Pro Tips for Gooey Brownie Perfection
- Room-temp caramel swirls more easily than cold caramel.
- For clean cuts, chill the brownies and wipe the knife between slices.
- Don’t overbake! Slightly underdone brownies give you that fudgy center.
| Calories | 210 kcal |
| Carbohydrates | 35 g |
| Dietary Fiber | 2 g |
| Sugars | 14 g |
| Protein | 3 g |
| Total Fat | 7 g |
| Saturated Fat | 3 g |
| Cholesterol | 30 mg |
| Sodium | 150 mg |
| Potassium | 180 mg |
| Calcium | 20 mg |
| Iron | 0.8 mg |
FAQ’s About Salted Caramel Brownies
Can I use store-bought caramel?
Absolutely! Use a thick, good-quality caramel. You can also make a quick one with sugar, butter, and cream.
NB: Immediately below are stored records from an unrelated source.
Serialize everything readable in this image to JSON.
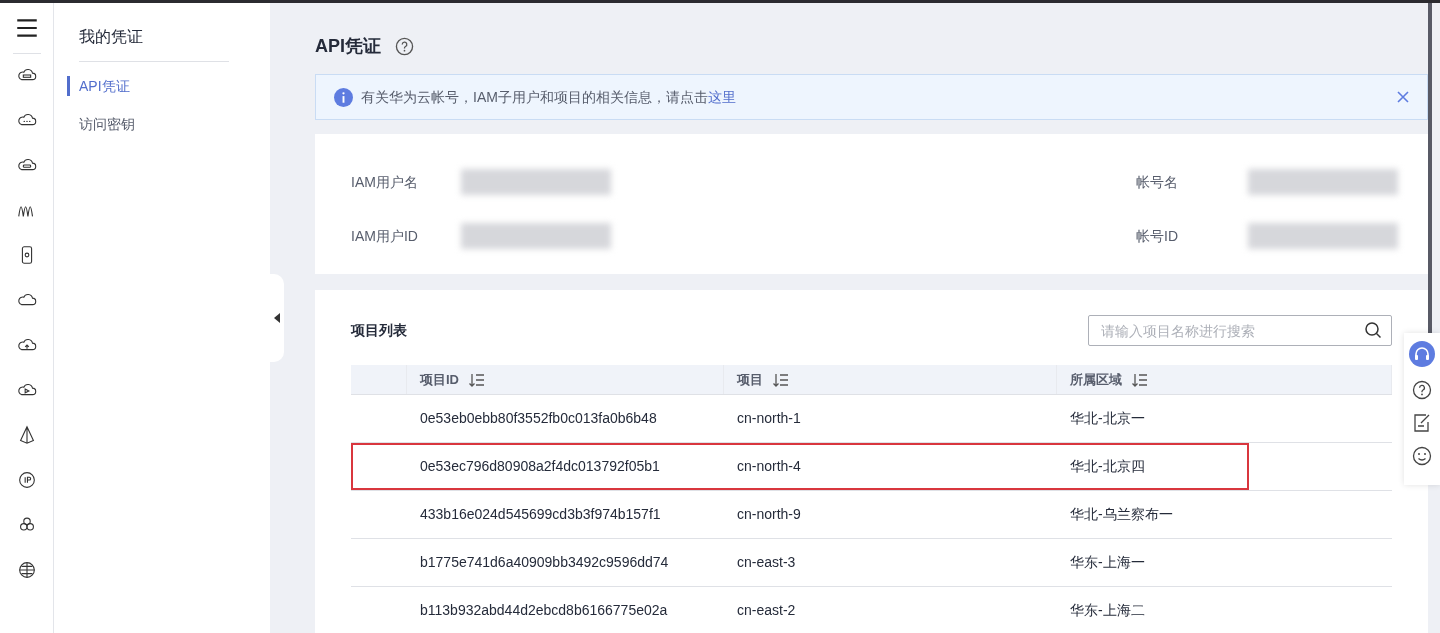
{
  "sidebar": {
    "title": "我的凭证",
    "items": [
      {
        "label": "API凭证",
        "selected": true
      },
      {
        "label": "访问密钥",
        "selected": false
      }
    ]
  },
  "page_title": "API凭证",
  "alert": {
    "text": "有关华为云帐号，IAM子用户和项目的相关信息，请点击",
    "link": "这里"
  },
  "account_info": {
    "fields": [
      {
        "label": "IAM用户名"
      },
      {
        "label": "IAM用户ID"
      },
      {
        "label": "帐号名"
      },
      {
        "label": "帐号ID"
      }
    ]
  },
  "project_list": {
    "title": "项目列表",
    "search": {
      "placeholder": "请输入项目名称进行搜索"
    },
    "columns": [
      "项目ID",
      "项目",
      "所属区域"
    ],
    "rows": [
      {
        "cells": [
          "0e53eb0ebb80f3552fb0c013fa0b6b48",
          "cn-north-1",
          "华北-北京一"
        ],
        "highlighted": false
      },
      {
        "cells": [
          "0e53ec796d80908a2f4dc013792f05b1",
          "cn-north-4",
          "华北-北京四"
        ],
        "highlighted": true
      },
      {
        "cells": [
          "433b16e024d545699cd3b3f974b157f1",
          "cn-north-9",
          "华北-乌兰察布一"
        ],
        "highlighted": false
      },
      {
        "cells": [
          "b1775e741d6a40909bb3492c9596dd74",
          "cn-east-3",
          "华东-上海一"
        ],
        "highlighted": false
      },
      {
        "cells": [
          "b113b932abd44d2ebcd8b6166775e02a",
          "cn-east-2",
          "华东-上海二"
        ],
        "highlighted": false
      }
    ]
  }
}
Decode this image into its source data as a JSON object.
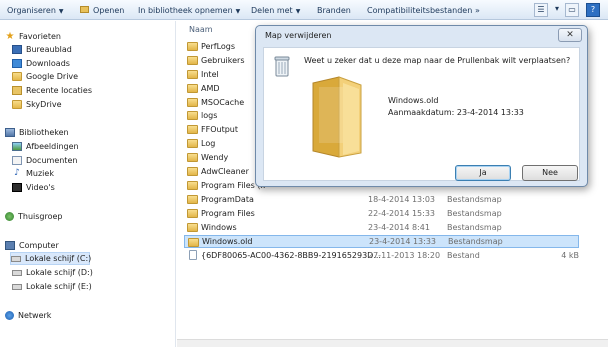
{
  "toolbar": {
    "organize": "Organiseren",
    "open": "Openen",
    "include_in_library": "In bibliotheek opnemen",
    "share_with": "Delen met",
    "burn": "Branden",
    "compatibility_files": "Compatibiliteitsbestanden",
    "more": "»"
  },
  "nav": {
    "favorites": "Favorieten",
    "desktop": "Bureaublad",
    "downloads": "Downloads",
    "google_drive": "Google Drive",
    "recent": "Recente locaties",
    "skydrive": "SkyDrive",
    "libraries": "Bibliotheken",
    "pictures": "Afbeeldingen",
    "documents": "Documenten",
    "music": "Muziek",
    "videos": "Video's",
    "homegroup": "Thuisgroep",
    "computer": "Computer",
    "drive_c": "Lokale schijf (C:)",
    "drive_d": "Lokale schijf (D:)",
    "drive_e": "Lokale schijf (E:)",
    "network": "Netwerk"
  },
  "content": {
    "name_header": "Naam",
    "rows": [
      {
        "name": "PerfLogs",
        "date": "",
        "type": "",
        "size": ""
      },
      {
        "name": "Gebruikers",
        "date": "",
        "type": "",
        "size": ""
      },
      {
        "name": "Intel",
        "date": "",
        "type": "",
        "size": ""
      },
      {
        "name": "AMD",
        "date": "",
        "type": "",
        "size": ""
      },
      {
        "name": "MSOCache",
        "date": "",
        "type": "",
        "size": ""
      },
      {
        "name": "logs",
        "date": "",
        "type": "",
        "size": ""
      },
      {
        "name": "FFOutput",
        "date": "",
        "type": "",
        "size": ""
      },
      {
        "name": "Log",
        "date": "",
        "type": "",
        "size": ""
      },
      {
        "name": "Wendy",
        "date": "",
        "type": "",
        "size": ""
      },
      {
        "name": "AdwCleaner",
        "date": "",
        "type": "",
        "size": ""
      },
      {
        "name": "Program Files (x",
        "date": "",
        "type": "",
        "size": ""
      },
      {
        "name": "ProgramData",
        "date": "18-4-2014 13:03",
        "type": "Bestandsmap",
        "size": ""
      },
      {
        "name": "Program Files",
        "date": "22-4-2014 15:33",
        "type": "Bestandsmap",
        "size": ""
      },
      {
        "name": "Windows",
        "date": "23-4-2014 8:41",
        "type": "Bestandsmap",
        "size": ""
      },
      {
        "name": "Windows.old",
        "date": "23-4-2014 13:33",
        "type": "Bestandsmap",
        "size": ""
      },
      {
        "name": "{6DF80065-AC00-4362-8BB9-219165293D...",
        "date": "27-11-2013 18:20",
        "type": "Bestand",
        "size": "4 kB"
      }
    ]
  },
  "dialog": {
    "title": "Map verwijderen",
    "close": "✕",
    "question": "Weet u zeker dat u deze map naar de Prullenbak wilt verplaatsen?",
    "item_name": "Windows.old",
    "item_date": "Aanmaakdatum: 23-4-2014 13:33",
    "yes": "Ja",
    "no": "Nee"
  }
}
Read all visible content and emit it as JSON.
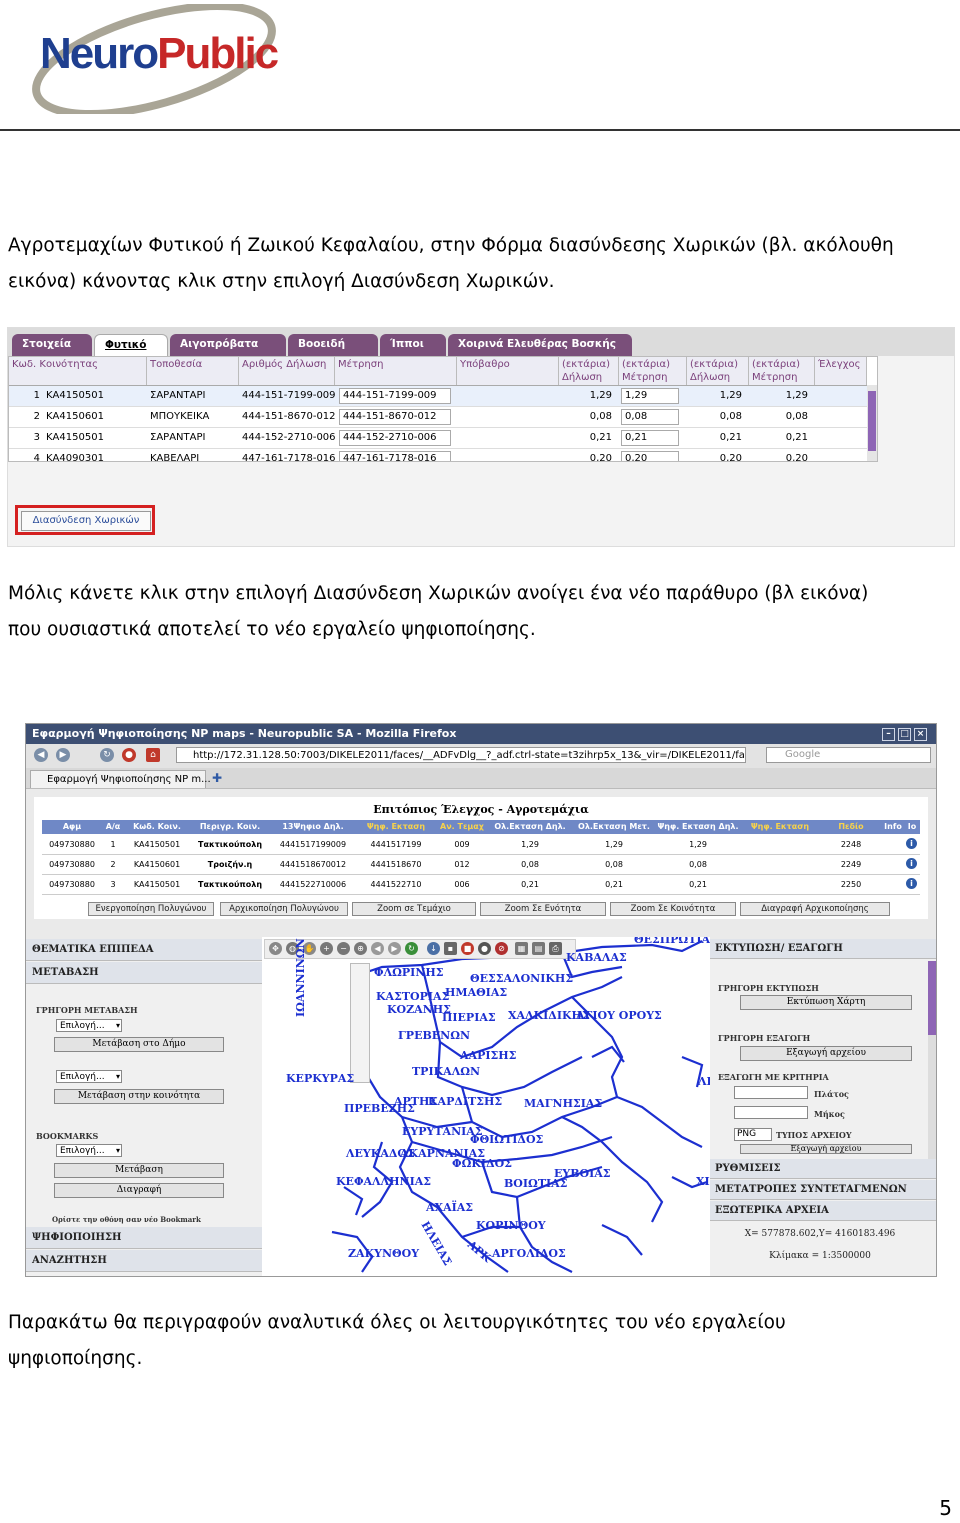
{
  "header": {
    "logo_text_part1": "Neuro",
    "logo_text_part2": "Public",
    "logo_colors": {
      "blue": "#1f3f8f",
      "red": "#c62828",
      "ring": "#a9a596"
    }
  },
  "paragraphs": {
    "p1_line1": "Αγροτεμαχίων Φυτικού ή Ζωικού Κεφαλαίου, στην Φόρμα διασύνδεσης Χωρικών (βλ. ακόλουθη",
    "p1_line2": "εικόνα) κάνοντας κλικ στην επιλογή Διασύνδεση Χωρικών.",
    "p2_line1": "Μόλις κάνετε κλικ στην επιλογή Διασύνδεση Χωρικών ανοίγει ένα νέο παράθυρο (βλ εικόνα)",
    "p2_line2": "που ουσιαστικά αποτελεί το νέο εργαλείο ψηφιοποίησης.",
    "p3_line1": "Παρακάτω θα περιγραφούν αναλυτικά όλες οι λειτουργικότητες του νέο εργαλείου",
    "p3_line2": "ψηφιοποίησης."
  },
  "page_number": "5",
  "screenshot1": {
    "tabs": [
      "Στοιχεία",
      "Φυτικό",
      "Αιγοπρόβατα",
      "Βοοειδή",
      "Ίπποι",
      "Χοιρινά Ελευθέρας Βοσκής"
    ],
    "active_tab": "Φυτικό",
    "headers": [
      "Κωδ. Κοινότητας",
      "Τοποθεσία",
      "Αριθμός Δήλωση",
      "Μέτρηση",
      "Υπόβαθρο",
      "(εκτάρια) Δήλωση",
      "(εκτάρια) Μέτρηση",
      "(εκτάρια) Δήλωση",
      "(εκτάρια) Μέτρηση",
      "Έλεγχος"
    ],
    "rows": [
      [
        "1",
        "ΚΑ4150501",
        "ΣΑΡΑΝΤΑΡΙ",
        "444-151-7199-009",
        "444-151-7199-009",
        "1,29",
        "1,29",
        "1,29",
        "1,29"
      ],
      [
        "2",
        "ΚΑ4150601",
        "ΜΠΟΥΚΕΙΚΑ",
        "444-151-8670-012",
        "444-151-8670-012",
        "0,08",
        "0,08",
        "0,08",
        "0,08"
      ],
      [
        "3",
        "ΚΑ4150501",
        "ΣΑΡΑΝΤΑΡΙ",
        "444-152-2710-006",
        "444-152-2710-006",
        "0,21",
        "0,21",
        "0,21",
        "0,21"
      ],
      [
        "4",
        "ΚΑ4090301",
        "ΚΑΒΕΛΑΡΙ",
        "447-161-7178-016",
        "447-161-7178-016",
        "0,20",
        "0,20",
        "0,20",
        "0,20"
      ]
    ],
    "link_button": "Διασύνδεση Χωρικών",
    "highlight_color": "#d42020"
  },
  "screenshot2": {
    "window_title": "Εφαρμογή Ψηφιοποίησης NP maps - Neuropublic SA - Mozilla Firefox",
    "url": "http://172.31.128.50:7003/DIKELE2011/faces/__ADFvDlg__?_adf.ctrl-state=t3zihrp5x_13&_vir=/DIKELE2011/faces",
    "search_placeholder": "Google",
    "tab_title": "Εφαρμογή Ψηφιοποίησης NP m...",
    "new_tab_symbol": "✚",
    "table_title": "Επιτόπιος Έλεγχος - Αγροτεμάχια",
    "table_headers": [
      "Αφμ",
      "Α/α",
      "Κωδ. Κοιν.",
      "Περιγρ. Κοιν.",
      "13Ψηφιο Δηλ.",
      "Ψηφ. Εκταση",
      "Αν. Τεμαχ",
      "Ολ.Εκταση Δηλ.",
      "Ολ.Εκταση Μετ.",
      "Ψηφ. Εκταση Δηλ.",
      "Ψηφ. Εκταση",
      "Πεδίο",
      "Info",
      "Ιο"
    ],
    "table_rows": [
      [
        "049730880",
        "1",
        "ΚΑ4150501",
        "Τακτικούπολη",
        "4441517199009",
        "4441517199",
        "009",
        "1,29",
        "1,29",
        "1,29",
        "2248"
      ],
      [
        "049730880",
        "2",
        "ΚΑ4150601",
        "Τροιζήν.η",
        "4441518670012",
        "4441518670",
        "012",
        "0,08",
        "0,08",
        "0,08",
        "2249"
      ],
      [
        "049730880",
        "3",
        "ΚΑ4150501",
        "Τακτικούπολη",
        "4441522710006",
        "4441522710",
        "006",
        "0,21",
        "0,21",
        "0,21",
        "2250"
      ]
    ],
    "table_buttons": [
      "Ενεργοποίηση Πολυγώνου",
      "Αρχικοποίηση Πολυγώνου",
      "Zoom σε Τεμάχιο",
      "Zoom Σε Ενότητα",
      "Zoom Σε Κοινότητα",
      "Διαγραφή Αρχικοποίησης"
    ],
    "left_panel": {
      "themes": "ΘΕΜΑΤΙΚΑ ΕΠΙΠΕΔΑ",
      "navigate": "ΜΕΤΑΒΑΣΗ",
      "quick_nav": "ΓΡΗΓΟΡΗ ΜΕΤΑΒΑΣΗ",
      "select1": "Επιλογή...",
      "btn_municipality": "Μετάβαση στο Δήμο",
      "select2": "Επιλογή...",
      "btn_community": "Μετάβαση στην κοινότητα",
      "bookmarks": "BOOKMARKS",
      "select3": "Επιλογή...",
      "btn_go": "Μετάβαση",
      "btn_delete": "Διαγραφή",
      "bookmark_note": "Ορίστε την οθόνη σαν νέο Bookmark",
      "digitize": "ΨΗΦΙΟΠΟΙΗΣΗ",
      "search": "ΑΝΑΖΗΤΗΣΗ"
    },
    "map": {
      "labels": [
        "ΚΑΒΑΛΑΣ",
        "ΦΛΩΡΙΝΗΣ",
        "ΘΕΣΣΑΛΟΝΙΚΗΣ",
        "ΚΑΣΤΟΡΙΑΣ",
        "ΗΜΑΘΙΑΣ",
        "ΚΟΖΑΝΗΣ",
        "ΠΙΕΡΙΑΣ",
        "ΧΑΛΚΙΔΙΚΗΣ",
        "ΑΓΙΟΥ ΟΡΟΥΣ",
        "ΓΡΕΒΕΝΩΝ",
        "ΛΑΡΙΣΗΣ",
        "ΚΕΡΚΥΡΑΣ",
        "ΤΡΙΚΑΛΩΝ",
        "ΛΕΣΒΟ",
        "ΠΡΕΒΕΖΗΣ",
        "ΑΡΤΗΣ",
        "ΚΑΡΔΙΤΣΗΣ",
        "ΜΑΓΝΗΣΙΑΣ",
        "ΕΥΡΥΤΑΝΙΑΣ",
        "ΦΘΙΩΤΙΔΟΣ",
        "ΛΕΥΚΑΔΟΣ",
        "ΑΚΑΡΝΑΝΙΑΣ",
        "ΦΩΚΙΔΟΣ",
        "ΕΥΒΟΙΑΣ",
        "ΚΕΦΑΛΛΗΝΙΑΣ",
        "ΒΟΙΩΤΙΑΣ",
        "ΧΙΟ",
        "ΑΧΑΪΑΣ",
        "ΚΟΡΙΝΘΟΥ",
        "ΖΑΚΥΝΘΟΥ",
        "ΗΛΕΙΑΣ",
        "ΑΡΚ",
        "ΑΡΓΟΛΙΔΟΣ",
        "ΘΕΣΠΡΩΤΙΑΣ",
        "ΙΩΑΝΝΙΝΩΝ"
      ],
      "label_color": "#1c2fd0"
    },
    "right_panel": {
      "print_export": "ΕΚΤΥΠΩΣΗ/ ΕΞΑΓΩΓΗ",
      "quick_print": "ΓΡΗΓΟΡΗ ΕΚΤΥΠΩΣΗ",
      "btn_print": "Εκτύπωση Χάρτη",
      "quick_export": "ΓΡΗΓΟΡΗ ΕΞΑΓΩΓΗ",
      "btn_export": "Εξαγωγή αρχείου",
      "export_criteria": "ΕΞΑΓΩΓΗ ΜΕ ΚΡΙΤΗΡΙΑ",
      "width_label": "Πλάτος",
      "length_label": "Μήκος",
      "file_type_value": "PNG",
      "file_type_label": "ΤΥΠΟΣ ΑΡΧΕΙΟΥ",
      "btn_export2": "Εξαγωγή αρχείου",
      "settings": "ΡΥΘΜΙΣΕΙΣ",
      "coord_transform": "ΜΕΤΑΤΡΟΠΕΣ ΣΥΝΤΕΤΑΓΜΕΝΩΝ",
      "external_files": "ΕΞΩΤΕΡΙΚΑ ΑΡΧΕΙΑ",
      "coords": "X= 577878.602,Y= 4160183.496",
      "scale": "Κλίμακα = 1:3500000"
    }
  }
}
Can these be made gluten-free?
Yes — swap the all-purpose flour for a 1:1 gluten-free flour blend.
How do I know when the brownies are done?
They should still be slightly soft in the center. A toothpick inserted should come out with a few moist crumbs, not wet batter.
Can I double the recipe?
Definitely! Double all ingredients and bake in a 9×13-inch pan. Add 5–10 minutes to the baking time.

Easy Salted Caramel Brownies Recipe
Ingredients
- 1 cup unsalted butter
- 1¼ cups granulated sugar
- ¾ cup brown sugar
- 3 large eggs + 1 egg yolk
- 1 tbsp vanilla extract
- ¾ cup unsweetened cocoa powder
- 1 cup all-purpose flour
- ½ tsp baking powder
- ½ tsp salt
- ¾ cup caramel sauce store-bought or homemade
- Flaky sea salt for topping
Instructions
- Preheat oven to 350°F (175°C). Grease and line an 8×8-inch baking pan with parchment paper.
- Melt the butter in a saucepan over medium heat. Remove from heat and whisk in both sugars.
- Add eggs and vanilla, whisking vigorously until glossy.
- Sift in cocoa powder, flour, baking powder, and salt. Stir until smooth.
- Spread half of the batter into your prepared pan.
- Drizzle caramel sauce over the batter and use a knife to gently swirl it.
- Add remaining batter on top and smooth the surface.
- Bake for 30–35 minutes, or until a toothpick comes out with moist crumbs.
- Sprinkle with flaky sea salt while warm. Let cool completely before cutting.
Video
Notes
- Room-temp caramel swirls more easily than cold caramel.
- For clean cuts, chill the brownies and wipe the knife between slices.
- Don’t overbake! Slightly underdone brownies give you that fudgy center.